Figure 11.5 provides details about the results from test set validation. These results show that the absolute minimum PRESS is achieved with five extracted factors. Notice, however, that this is not much smaller than the PRESS for three factors. By using the CVTEST option, you can perform a statistical model comparison that is suggested by van der Voet (1994) to test whether this difference is significant, as shown in the following SAS statements:
proc hppls data=sample cvtest(pval=0.15 seed=12345); model ls ha dt = v1-v27; partition roleVar = Role(train='TRAIN' test='TEST'); run;
The model comparison test is based on a rerandomization of the data. By default, the seed for this randomization is based on the system clock, but it is specified here. The resulting output is presented in Figure 11.7 through Figure 11.9.
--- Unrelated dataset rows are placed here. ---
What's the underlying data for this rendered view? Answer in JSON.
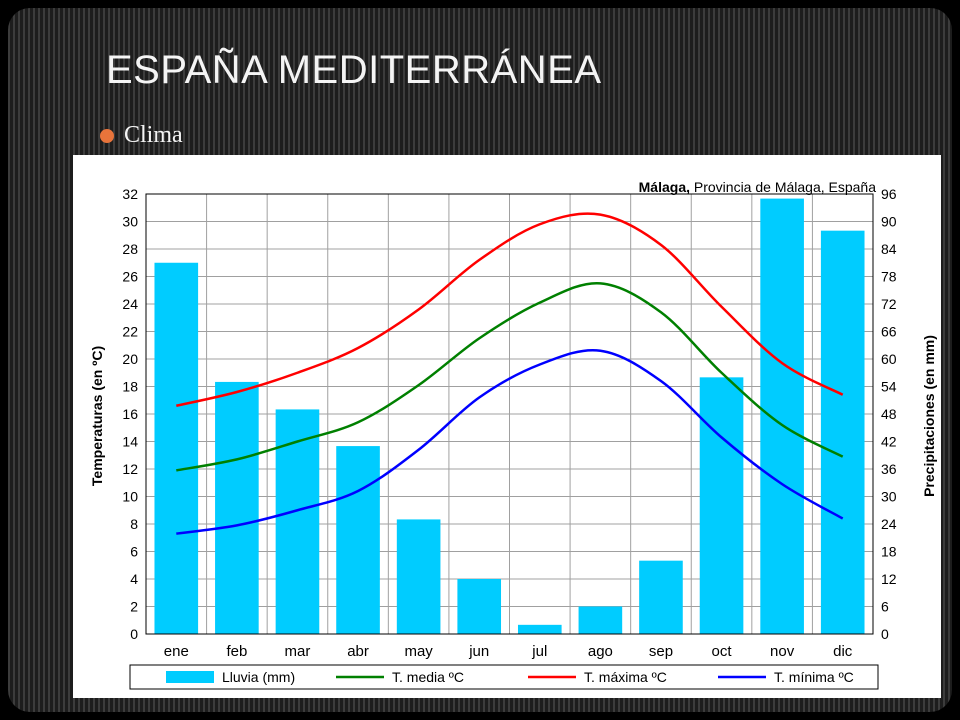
{
  "slide": {
    "title": "ESPAÑA MEDITERRÁNEA",
    "bullet": "Clima"
  },
  "colors": {
    "bullet": "#e8743b",
    "bars": "#00ccff",
    "media": "#008000",
    "maxima": "#ff0000",
    "minima": "#0000ff"
  },
  "chart_data": {
    "type": "bar+line",
    "title_bold": "Málaga,",
    "title_rest": " Provincia de Málaga, España",
    "ylabel_left": "Temperaturas (en ºC)",
    "ylabel_right": "Precipitaciones (en mm)",
    "ylim_left": [
      0,
      32
    ],
    "ylim_right": [
      0,
      96
    ],
    "yticks_left": [
      "0",
      "2",
      "4",
      "6",
      "8",
      "10",
      "12",
      "14",
      "16",
      "18",
      "20",
      "22",
      "24",
      "26",
      "28",
      "30",
      "32"
    ],
    "yticks_right": [
      "0",
      "6",
      "12",
      "18",
      "24",
      "30",
      "36",
      "42",
      "48",
      "54",
      "60",
      "66",
      "72",
      "78",
      "84",
      "90",
      "96"
    ],
    "categories": [
      "ene",
      "feb",
      "mar",
      "abr",
      "may",
      "jun",
      "jul",
      "ago",
      "sep",
      "oct",
      "nov",
      "dic"
    ],
    "grid": true,
    "legend_position": "bottom",
    "series": [
      {
        "name": "Lluvia (mm)",
        "type": "bar",
        "axis": "right",
        "color": "#00ccff",
        "values": [
          81,
          55,
          49,
          41,
          25,
          12,
          2,
          6,
          16,
          56,
          95,
          88
        ]
      },
      {
        "name": "T. media ºC",
        "type": "line",
        "axis": "left",
        "color": "#008000",
        "values": [
          11.9,
          12.7,
          14.0,
          15.4,
          18.1,
          21.5,
          24.1,
          25.5,
          23.4,
          19.0,
          15.2,
          12.9
        ]
      },
      {
        "name": "T. máxima ºC",
        "type": "line",
        "axis": "left",
        "color": "#ff0000",
        "values": [
          16.6,
          17.6,
          19.0,
          20.8,
          23.6,
          27.2,
          29.8,
          30.5,
          28.3,
          23.8,
          19.7,
          17.4
        ]
      },
      {
        "name": "T. mínima ºC",
        "type": "line",
        "axis": "left",
        "color": "#0000ff",
        "values": [
          7.3,
          7.9,
          9.0,
          10.4,
          13.4,
          17.2,
          19.6,
          20.6,
          18.4,
          14.3,
          10.9,
          8.4
        ]
      }
    ]
  }
}
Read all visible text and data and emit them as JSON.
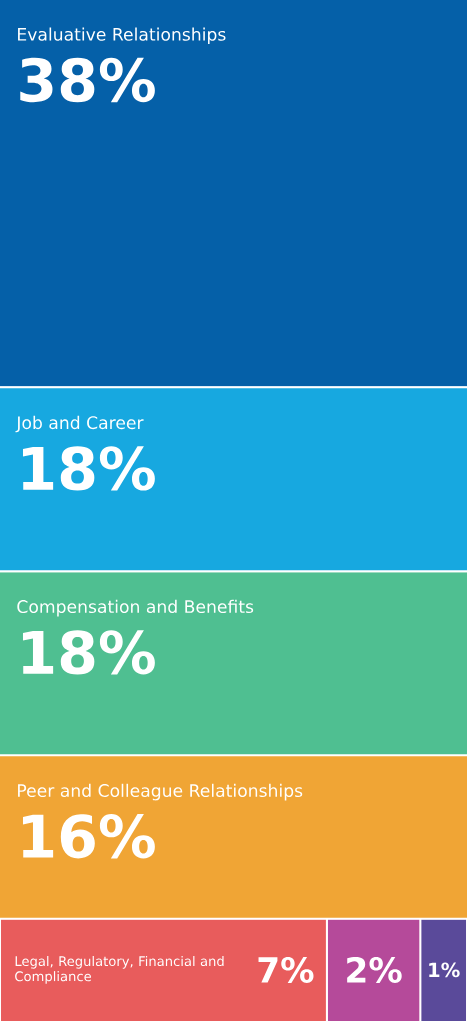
{
  "chart_data": {
    "type": "other",
    "categories": [
      "Evaluative Relationships",
      "Job and Career",
      "Compensation and Benefits",
      "Peer and Colleague Relationships",
      "Legal, Regulatory, Financial and Compliance",
      null,
      null
    ],
    "values": [
      38,
      18,
      18,
      16,
      7,
      2,
      1
    ],
    "value_labels": [
      "38%",
      "18%",
      "18%",
      "16%",
      "7%",
      "2%",
      "1%"
    ],
    "colors": [
      "#0560a8",
      "#17a8e0",
      "#4fbf91",
      "#f0a535",
      "#e85c5c",
      "#b54a9a",
      "#5a4a9a"
    ]
  }
}
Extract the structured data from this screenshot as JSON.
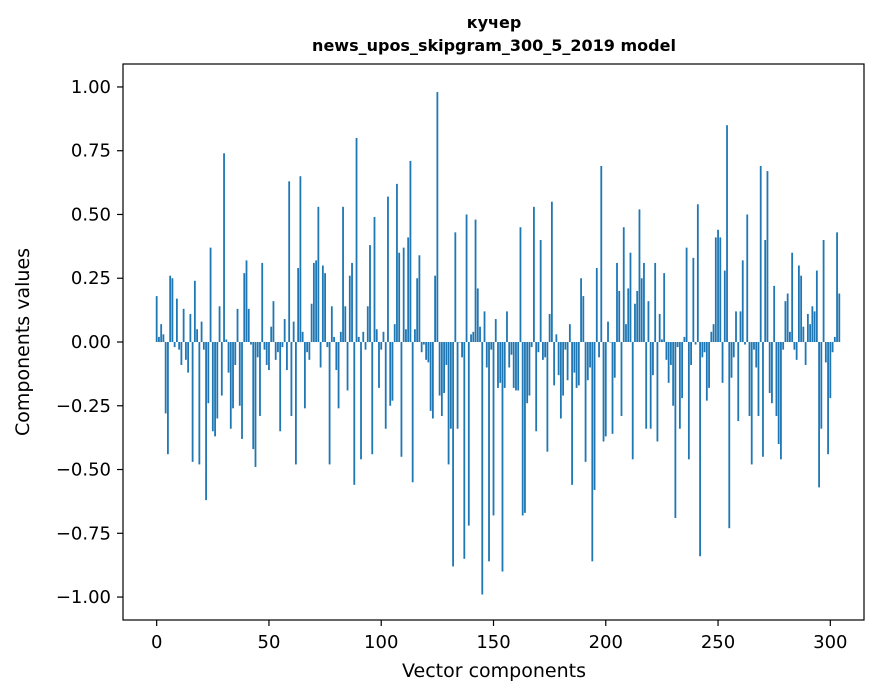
{
  "chart_data": {
    "type": "bar",
    "title": "кучер",
    "subtitle": "news_upos_skipgram_300_5_2019 model",
    "xlabel": "Vector components",
    "ylabel": "Components values",
    "xlim": [
      -15,
      315
    ],
    "ylim": [
      -1.09,
      1.09
    ],
    "xticks": [
      0,
      50,
      100,
      150,
      200,
      250,
      300
    ],
    "yticks": [
      -1.0,
      -0.75,
      -0.5,
      -0.25,
      0.0,
      0.25,
      0.5,
      0.75,
      1.0
    ],
    "ytick_labels": [
      "−1.00",
      "−0.75",
      "−0.50",
      "−0.25",
      "0.00",
      "0.25",
      "0.50",
      "0.75",
      "1.00"
    ],
    "bar_color": "#1f77b4",
    "values": [
      0.18,
      0.02,
      0.07,
      0.03,
      -0.28,
      -0.44,
      0.26,
      0.25,
      -0.02,
      0.17,
      -0.03,
      -0.09,
      0.13,
      -0.07,
      -0.12,
      0.11,
      -0.47,
      0.24,
      0.05,
      -0.48,
      0.08,
      -0.03,
      -0.62,
      -0.24,
      0.37,
      -0.35,
      -0.37,
      -0.3,
      0.14,
      -0.21,
      0.74,
      0.01,
      -0.12,
      -0.34,
      -0.26,
      -0.09,
      0.13,
      -0.25,
      -0.38,
      0.27,
      0.32,
      0.13,
      -0.01,
      -0.42,
      -0.49,
      -0.06,
      -0.29,
      0.31,
      -0.03,
      -0.09,
      -0.11,
      0.06,
      0.16,
      -0.07,
      -0.04,
      -0.35,
      -0.02,
      0.09,
      -0.11,
      0.63,
      -0.29,
      0.08,
      -0.48,
      0.29,
      0.65,
      0.04,
      -0.26,
      -0.04,
      -0.07,
      0.15,
      0.31,
      0.32,
      0.53,
      -0.1,
      0.3,
      0.27,
      -0.02,
      -0.48,
      0.14,
      0.02,
      -0.11,
      -0.26,
      0.04,
      0.53,
      0.14,
      -0.19,
      0.26,
      0.31,
      -0.56,
      0.8,
      0.02,
      -0.46,
      0.04,
      -0.03,
      0.14,
      0.38,
      -0.44,
      0.49,
      0.05,
      -0.18,
      -0.03,
      0.04,
      -0.34,
      0.57,
      -0.25,
      -0.23,
      0.07,
      0.62,
      0.35,
      -0.45,
      0.37,
      0.05,
      0.41,
      0.71,
      -0.55,
      0.05,
      0.25,
      0.34,
      -0.04,
      -0.01,
      -0.07,
      -0.08,
      -0.27,
      -0.3,
      0.26,
      0.98,
      -0.21,
      -0.29,
      -0.2,
      -0.09,
      -0.48,
      -0.34,
      -0.88,
      0.43,
      -0.34,
      0.0,
      -0.06,
      -0.85,
      0.5,
      -0.72,
      0.03,
      0.04,
      0.48,
      0.21,
      0.06,
      -0.99,
      0.12,
      -0.1,
      -0.86,
      -0.03,
      -0.68,
      0.09,
      -0.18,
      -0.16,
      -0.9,
      -0.18,
      0.12,
      -0.1,
      -0.05,
      -0.18,
      -0.19,
      -0.19,
      0.45,
      -0.68,
      -0.67,
      -0.24,
      -0.21,
      -0.02,
      0.53,
      -0.35,
      -0.04,
      0.4,
      -0.07,
      -0.06,
      -0.43,
      0.11,
      0.55,
      -0.17,
      0.03,
      -0.13,
      -0.3,
      -0.21,
      -0.03,
      -0.15,
      0.07,
      -0.56,
      -0.12,
      -0.18,
      -0.17,
      0.25,
      0.18,
      -0.47,
      -0.15,
      -0.1,
      -0.86,
      -0.58,
      0.29,
      -0.06,
      0.69,
      -0.39,
      -0.37,
      0.08,
      0.0,
      -0.36,
      -0.14,
      0.31,
      0.2,
      -0.29,
      0.45,
      0.07,
      0.21,
      0.35,
      -0.46,
      0.15,
      0.2,
      0.52,
      0.25,
      0.31,
      -0.34,
      0.16,
      -0.34,
      -0.13,
      0.31,
      -0.39,
      0.11,
      0.01,
      0.27,
      -0.07,
      -0.16,
      -0.09,
      -0.25,
      -0.69,
      -0.02,
      -0.34,
      -0.22,
      0.02,
      0.37,
      -0.46,
      -0.09,
      0.33,
      -0.01,
      0.54,
      -0.84,
      -0.06,
      -0.04,
      -0.23,
      -0.18,
      0.04,
      0.07,
      0.41,
      0.44,
      0.41,
      -0.16,
      0.28,
      0.85,
      -0.73,
      -0.14,
      -0.06,
      0.12,
      -0.31,
      0.12,
      0.32,
      -0.01,
      0.5,
      -0.29,
      -0.48,
      -0.03,
      -0.1,
      -0.29,
      0.69,
      -0.45,
      0.4,
      0.67,
      -0.2,
      -0.24,
      0.22,
      -0.29,
      -0.4,
      -0.46,
      -0.03,
      0.16,
      0.19,
      0.04,
      0.35,
      -0.03,
      -0.07,
      0.3,
      0.26,
      0.06,
      -0.09,
      0.11,
      0.07,
      0.14,
      0.12,
      0.28,
      -0.57,
      -0.34,
      0.4,
      -0.08,
      -0.44,
      -0.22,
      -0.04,
      0.02,
      0.43,
      0.19
    ]
  }
}
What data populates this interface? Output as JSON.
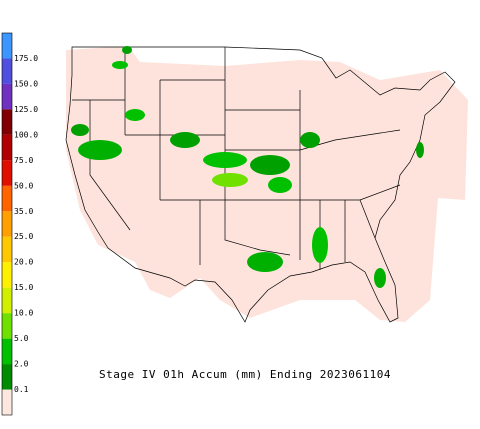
{
  "colorbar": {
    "labels": [
      "0.1",
      "2.0",
      "5.0",
      "10.0",
      "15.0",
      "20.0",
      "25.0",
      "35.0",
      "50.0",
      "75.0",
      "100.0",
      "125.0",
      "150.0",
      "175.0"
    ],
    "colors": [
      "#fde8e0",
      "#008c00",
      "#00c000",
      "#70e000",
      "#d0f000",
      "#fff000",
      "#ffc800",
      "#ffa000",
      "#ff6400",
      "#e01000",
      "#b00000",
      "#800000",
      "#7030c0",
      "#5050e0",
      "#3c96ff"
    ]
  },
  "title": "Stage IV 01h Accum (mm) Ending 2023061104"
}
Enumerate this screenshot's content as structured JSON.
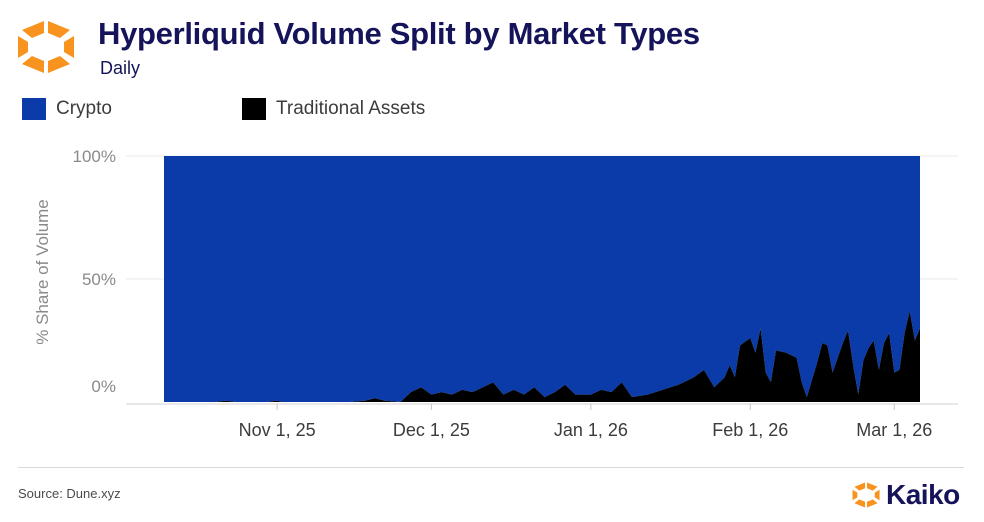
{
  "header": {
    "title": "Hyperliquid Volume Split by Market Types",
    "subtitle": "Daily"
  },
  "legend": {
    "items": [
      {
        "label": "Crypto",
        "color": "#0b3ba8"
      },
      {
        "label": "Traditional Assets",
        "color": "#000000"
      }
    ]
  },
  "footer": {
    "source": "Source: Dune.xyz",
    "brand": "Kaiko",
    "brand_icon": "kaiko-logo-icon"
  },
  "colors": {
    "brand_orange": "#f7931e",
    "title_navy": "#15145b"
  },
  "chart_data": {
    "type": "area",
    "stacked": true,
    "ylabel": "% Share of Volume",
    "xlabel": "",
    "ylim": [
      0,
      100
    ],
    "yticks": [
      {
        "value": 0,
        "label": "0%"
      },
      {
        "value": 50,
        "label": "50%"
      },
      {
        "value": 100,
        "label": "100%"
      }
    ],
    "xlim": [
      "2025-10-10",
      "2026-03-14"
    ],
    "xticks": [
      {
        "date": "2025-11-01",
        "label": "Nov 1, 25"
      },
      {
        "date": "2025-12-01",
        "label": "Dec 1, 25"
      },
      {
        "date": "2026-01-01",
        "label": "Jan 1, 26"
      },
      {
        "date": "2026-02-01",
        "label": "Feb 1, 26"
      },
      {
        "date": "2026-03-01",
        "label": "Mar 1, 26"
      }
    ],
    "grid": true,
    "legend_position": "top-left",
    "series": [
      {
        "name": "Crypto",
        "color": "#0b3ba8",
        "note_complement": true,
        "values": "100 minus Traditional Assets share for each day"
      },
      {
        "name": "Traditional Assets",
        "color": "#000000",
        "points": [
          [
            "2025-10-10",
            0
          ],
          [
            "2025-10-20",
            0
          ],
          [
            "2025-10-22",
            0.5
          ],
          [
            "2025-10-24",
            0
          ],
          [
            "2025-10-30",
            0
          ],
          [
            "2025-11-01",
            0.5
          ],
          [
            "2025-11-02",
            0
          ],
          [
            "2025-11-10",
            0
          ],
          [
            "2025-11-15",
            0
          ],
          [
            "2025-11-18",
            0.5
          ],
          [
            "2025-11-20",
            1.5
          ],
          [
            "2025-11-22",
            0.5
          ],
          [
            "2025-11-25",
            0
          ],
          [
            "2025-11-27",
            4
          ],
          [
            "2025-11-29",
            6
          ],
          [
            "2025-12-01",
            3
          ],
          [
            "2025-12-03",
            4
          ],
          [
            "2025-12-05",
            3
          ],
          [
            "2025-12-07",
            5
          ],
          [
            "2025-12-09",
            4
          ],
          [
            "2025-12-11",
            6
          ],
          [
            "2025-12-13",
            8
          ],
          [
            "2025-12-15",
            3
          ],
          [
            "2025-12-17",
            5
          ],
          [
            "2025-12-19",
            3
          ],
          [
            "2025-12-21",
            6
          ],
          [
            "2025-12-23",
            2
          ],
          [
            "2025-12-25",
            4
          ],
          [
            "2025-12-27",
            7
          ],
          [
            "2025-12-29",
            3
          ],
          [
            "2026-01-01",
            3
          ],
          [
            "2026-01-03",
            5
          ],
          [
            "2026-01-05",
            4
          ],
          [
            "2026-01-07",
            8
          ],
          [
            "2026-01-09",
            2
          ],
          [
            "2026-01-12",
            3
          ],
          [
            "2026-01-15",
            5
          ],
          [
            "2026-01-18",
            7
          ],
          [
            "2026-01-21",
            10
          ],
          [
            "2026-01-23",
            13
          ],
          [
            "2026-01-25",
            6
          ],
          [
            "2026-01-27",
            10
          ],
          [
            "2026-01-28",
            15
          ],
          [
            "2026-01-29",
            10
          ],
          [
            "2026-01-30",
            23
          ],
          [
            "2026-02-01",
            26
          ],
          [
            "2026-02-02",
            20
          ],
          [
            "2026-02-03",
            30
          ],
          [
            "2026-02-04",
            12
          ],
          [
            "2026-02-05",
            8
          ],
          [
            "2026-02-06",
            21
          ],
          [
            "2026-02-08",
            20
          ],
          [
            "2026-02-10",
            18
          ],
          [
            "2026-02-11",
            8
          ],
          [
            "2026-02-12",
            2
          ],
          [
            "2026-02-14",
            16
          ],
          [
            "2026-02-15",
            24
          ],
          [
            "2026-02-16",
            23
          ],
          [
            "2026-02-17",
            12
          ],
          [
            "2026-02-19",
            24
          ],
          [
            "2026-02-20",
            29
          ],
          [
            "2026-02-21",
            15
          ],
          [
            "2026-02-22",
            3
          ],
          [
            "2026-02-23",
            17
          ],
          [
            "2026-02-24",
            22
          ],
          [
            "2026-02-25",
            25
          ],
          [
            "2026-02-26",
            13
          ],
          [
            "2026-02-27",
            24
          ],
          [
            "2026-02-28",
            28
          ],
          [
            "2026-03-01",
            12
          ],
          [
            "2026-03-02",
            13
          ],
          [
            "2026-03-03",
            28
          ],
          [
            "2026-03-04",
            37
          ],
          [
            "2026-03-05",
            25
          ],
          [
            "2026-03-06",
            30
          ]
        ]
      }
    ]
  }
}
Figure 11.8: Testing Test Set Validation for Number of Factors
Test Set Validation for the Number of Extracted Factors |
|||
---|---|---|---|
Number of Extracted Factors |
Root Mean PRESS |
T**2 | Prob > T**2 |
0 | 1.426362 | 5.191629 | 0.0440 |
1 | 1.276694 | 6.174825 | 0.0440 |
2 | 1.181752 | 4.60203 | 0.1020 |
3 | 0.656999 | 3.09999 | 0.6340 |
4 | 0.43457 | 4.980227 | 0.7430 |
5 | 0.420916 | 0 | 1.0000 |
6 | 0.585031 | 2.05496 | 1.5300 |
7 | 0.576586 | 3.009172 | 1.9990 |
8 | 0.563935 | 2.416635 | 2.7550 |
9 | 0.563935 | 2.416635 | 3.4800 |
The "Model Information" table in Figure 11.7 displays information about the options that are used in the model comparison test. In Figure 11.8, the p-value in comparing the test-set validated residuals from models that have five and three factors indicates that the difference between the two models is insignificant; therefore, the model with fewer factors is preferred. The variation summary in Figure 11.9 shows that more than 99% of the predictor variation and more than 90% of the response variation are accounted for by the three factors.